Further tests indicate that fetching the context data for the page takes 0.65s, which is dominated by the fetch of the target data. However, from the start of the page load to the start of the template displaying the microlensing parameter data (the first checkpoint in the page template) took 1.15s. The major element unaccounted for between these checkpoints is a TOM templatetag that contacts the LCO Observe Portal to get the list of upcoming observations.

According to the timestamps, the template partial that displays the microlensing parameters (extra parameters) takes about 0.15s to render. This is currently being parsed both a target and the extracted target extra fields, but its calling the extra parameters from the target object rather than the data its being parsed.

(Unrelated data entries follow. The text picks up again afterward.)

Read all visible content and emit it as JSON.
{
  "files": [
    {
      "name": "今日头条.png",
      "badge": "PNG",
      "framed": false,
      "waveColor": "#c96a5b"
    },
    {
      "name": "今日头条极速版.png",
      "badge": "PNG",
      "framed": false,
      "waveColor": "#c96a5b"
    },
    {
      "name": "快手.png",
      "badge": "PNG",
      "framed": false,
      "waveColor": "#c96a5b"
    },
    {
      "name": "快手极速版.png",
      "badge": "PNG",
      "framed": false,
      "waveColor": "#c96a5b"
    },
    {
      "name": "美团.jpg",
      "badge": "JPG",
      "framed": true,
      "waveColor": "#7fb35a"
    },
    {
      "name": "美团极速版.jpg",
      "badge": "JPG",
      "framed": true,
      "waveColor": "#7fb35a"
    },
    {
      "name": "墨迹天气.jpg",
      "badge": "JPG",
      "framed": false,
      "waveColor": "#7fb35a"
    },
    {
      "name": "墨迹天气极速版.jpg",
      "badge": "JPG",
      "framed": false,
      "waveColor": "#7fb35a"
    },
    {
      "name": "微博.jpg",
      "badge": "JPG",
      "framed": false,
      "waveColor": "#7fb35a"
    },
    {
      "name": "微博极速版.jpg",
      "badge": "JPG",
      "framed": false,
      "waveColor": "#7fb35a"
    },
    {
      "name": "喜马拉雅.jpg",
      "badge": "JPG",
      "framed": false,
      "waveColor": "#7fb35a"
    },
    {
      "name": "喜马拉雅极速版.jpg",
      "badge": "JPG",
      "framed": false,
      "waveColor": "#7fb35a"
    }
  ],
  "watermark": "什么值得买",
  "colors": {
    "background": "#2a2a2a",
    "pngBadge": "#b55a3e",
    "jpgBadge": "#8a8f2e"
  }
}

Generating the custom photometry plot takes 0.3s, but the time gap between starting that function and starting the next templatetage (the PyLIMA model extraction) took 1.08s. The only action in the template in between is to load spectroscopy for the target, of which there isn't any, but an empty plotly plot is generated. This is a built-in templatetag from the Toolkit.

Plotting the lightcurve does cause a striking increase in the number of DB querysets, 71 to 151.

rachel3834 commented 5 months ago

I also investigated converting the classification form and template to use the Microlensing Event object but this is difficult because the associated form is built around a Target object, which will not validate if a Microlensing Event object is passed instead. Since the timedelta for this step isn't great, I'm holding off changing this for now.

The next most impactful change I can make would be to introduce asynchronous queries to the LCO portal etc.
Some of these queries (e.g. for pending observations) can be quite substantial for a high volume key project. But that's beyond the scope for this issue.